Subject: Re: make(1) variables: sort and disorder [patch]
To: None <tech-userlevel@NetBSD.org>
From: Alan Barrett <apb@cequrux.com>
List: tech-userlevel
Date: 06/01/2005 12:33:42
On Tue, 31 May 2005, Mike M. Volokhov wrote:
> sjg@crufty.net (Simon J. Gerraty) wrote:
> > Rathere than add a new option :X, turn allow :O to take an optional 2nd
> > flag - eg. 
> > :O	ordered
> > :Or	reversed
> > :Ox	random
> 
> Done. Please take a look to the patch (below) and thanks for the advice.

I like this a lot, and it will be very useful in pkgsrc for shuffling
the order of download sites.  I have a few comments about the man page
and the implementation.

>  .It Cm \&:O
>  Order every word in variable alphabetically.
> +.It Cm \&:Or
> +Reverse words in variable from head to tail.

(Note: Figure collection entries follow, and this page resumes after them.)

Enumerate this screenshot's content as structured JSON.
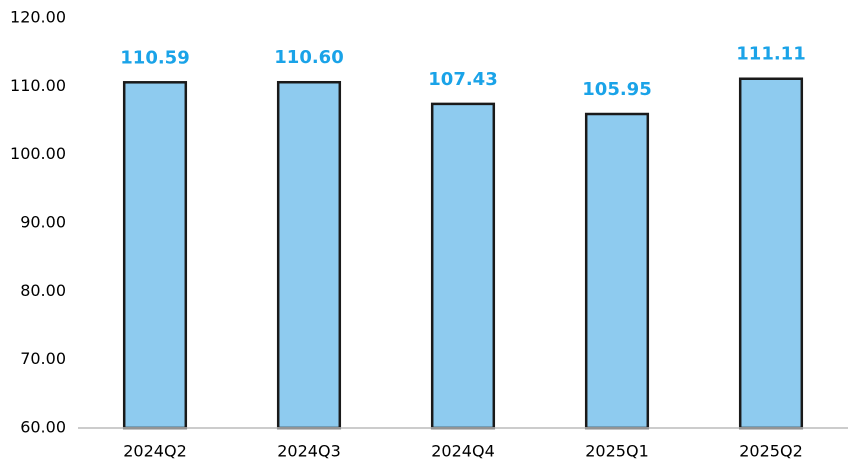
{
  "chart_data": {
    "type": "bar",
    "categories": [
      "2024Q2",
      "2024Q3",
      "2024Q4",
      "2025Q1",
      "2025Q2"
    ],
    "values": [
      110.59,
      110.6,
      107.43,
      105.95,
      111.11
    ],
    "value_labels": [
      "110.59",
      "110.60",
      "107.43",
      "105.95",
      "111.11"
    ],
    "color": "#8ecbef",
    "ylim": [
      60,
      120
    ],
    "yticks": [
      {
        "value": 60,
        "label": "60.00"
      },
      {
        "value": 70,
        "label": "70.00"
      },
      {
        "value": 80,
        "label": "80.00"
      },
      {
        "value": 90,
        "label": "90.00"
      },
      {
        "value": 100,
        "label": "100.00"
      },
      {
        "value": 110,
        "label": "110.00"
      },
      {
        "value": 120,
        "label": "120.00"
      }
    ],
    "grid": false
  }
}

It's not clear whether "head to tail" refers to the original order
or alphabetical order.  So I'd say something like "Order words in
variable in reverse alphabetical order."  Possibly also mention that
${variable:Or} is equivalent to ${variable:O:[-1..1]}.

> +.It Cm \&:Ox
> +Randomize words in variable. The results will be different each
> +time you are referring to the modified variable; use the assignment
> +with expansion
> +.Pq Ql Cm \&:=
> +to prevent such behaviour.

Perhaps this explanation would benefit from an example?

> If randomization will be done on unsorted
> +source sequence, it may produce an alphabetically ordered result;
> +to avoid this explicitly sort the source, and then randomize it as
> +.Ql Cm \&:O:Ox .

It should be expected that shuffling the words will ocasionally produce
ordered output.  That's part of the nature of random shuffling.  There
should be no need to try to prevent it.  Trying to prevent ordered otput
from a random process actually reduces the randomness of the process.
So I would remove this sentence frmo the man page.

>   * Input:
>   *	str		String whose words should be sorted
> + *	otype		How to order: (s)ort, (r)everse, intermi(x) 

The term "intermix" doesn't tell me that it means "random".  I suggest saying
"(x) random".

> +	    /* intermixed variable should return different values each time */
> +	    gettimeofday(&rightnow, NULL);
> +	    srandom(rightnow.tv_sec + rightnow.tv_usec);

I don't think there's any gain from calling srandom() more than once per
program execution.

> +	    for (i = 0; i < ac; i++) {
> +		    ai[i].rnd = random();
> +		    ai[i].avi = av[i];
> +	    }

I suggest using the shuffling method used in the get_shuffle() function
in src/usr.bin/shuttle/shuffle.c.  It has some good properties proved by
Knuth.

--apb (Alan Barrett)